Data Scientist vs Machine Learning Engineer: What's the difference?
A Data Scientist and a Machine Learning Engineer are often confused but differ in focus. A data scientist uses statistics, machine learning and programming to extract insight from data and build predictive models that drive business decisions. A machine learning engineer builds, deploys and maintains machine-learning models in production at scale. Below we compare what each does, the skills they share, typical experience and pay, and which path to choose.
Key takeaways
- Data Scientist vs Machine Learning Engineer: A data scientist uses statistics, machine learning and programming to extract insight from data and build predictive models that drive business decisions.
- Machine Learning Engineer: A machine learning engineer builds, deploys and maintains machine-learning models in production at scale.
- Typical experience — Data Scientist: 1–8 yrs; Machine Learning Engineer: 1–8 yrs.

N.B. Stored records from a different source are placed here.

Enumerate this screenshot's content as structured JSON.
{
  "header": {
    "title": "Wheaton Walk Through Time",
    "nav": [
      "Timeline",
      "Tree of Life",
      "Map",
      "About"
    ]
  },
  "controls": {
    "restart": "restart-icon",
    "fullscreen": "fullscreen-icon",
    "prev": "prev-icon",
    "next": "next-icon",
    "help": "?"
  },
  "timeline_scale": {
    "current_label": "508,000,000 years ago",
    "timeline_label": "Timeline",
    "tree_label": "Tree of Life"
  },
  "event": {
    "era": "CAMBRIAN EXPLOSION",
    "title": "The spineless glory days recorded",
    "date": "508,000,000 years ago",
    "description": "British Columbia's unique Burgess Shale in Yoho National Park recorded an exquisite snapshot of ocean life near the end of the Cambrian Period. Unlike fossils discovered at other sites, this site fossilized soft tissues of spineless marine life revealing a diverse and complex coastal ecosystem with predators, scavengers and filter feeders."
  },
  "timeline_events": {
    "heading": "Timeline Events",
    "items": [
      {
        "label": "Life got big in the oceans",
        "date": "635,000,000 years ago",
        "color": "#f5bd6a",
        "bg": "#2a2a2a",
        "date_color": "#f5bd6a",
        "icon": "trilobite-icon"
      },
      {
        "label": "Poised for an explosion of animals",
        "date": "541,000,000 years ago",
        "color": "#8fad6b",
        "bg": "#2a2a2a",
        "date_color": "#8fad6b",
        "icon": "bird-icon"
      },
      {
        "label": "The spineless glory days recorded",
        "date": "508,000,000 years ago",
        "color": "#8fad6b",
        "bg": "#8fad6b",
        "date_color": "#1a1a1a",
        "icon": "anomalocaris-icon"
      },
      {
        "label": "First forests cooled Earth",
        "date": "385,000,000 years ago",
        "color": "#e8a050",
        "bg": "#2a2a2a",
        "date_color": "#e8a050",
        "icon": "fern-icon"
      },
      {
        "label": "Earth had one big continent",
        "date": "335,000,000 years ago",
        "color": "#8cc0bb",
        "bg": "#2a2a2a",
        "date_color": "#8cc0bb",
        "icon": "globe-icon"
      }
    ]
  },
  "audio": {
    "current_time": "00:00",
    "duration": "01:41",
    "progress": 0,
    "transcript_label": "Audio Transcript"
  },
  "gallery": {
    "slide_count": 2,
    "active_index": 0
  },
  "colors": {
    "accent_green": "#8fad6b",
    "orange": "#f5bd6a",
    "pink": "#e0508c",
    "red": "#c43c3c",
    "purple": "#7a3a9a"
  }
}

Typical pay — Data Scientist: typically ₹6L–₹30L/yr; Machine Learning Engineer: typically ₹7L–₹35L/yr.
What does a Data Scientist do vs a Machine Learning Engineer?
Data Scientist
A data scientist uses statistics, machine learning and programming to extract insight from data and build predictive models that drive business decisions.
Core responsibilities
- Frame business problems as data and machine-learning questions
- Explore, clean and engineer features from large, varied datasets
- Build, train and evaluate predictive and statistical models
- Design and analyse A/B tests and controlled experiments
- Validate models for accuracy, bias and generalisation before deployment
Machine Learning Engineer
A machine learning engineer builds, deploys and maintains machine-learning models in production at scale.
Core responsibilities
- Take models from prototype to production-grade, scalable services
- Build and automate training, evaluation and deployment pipelines (MLOps)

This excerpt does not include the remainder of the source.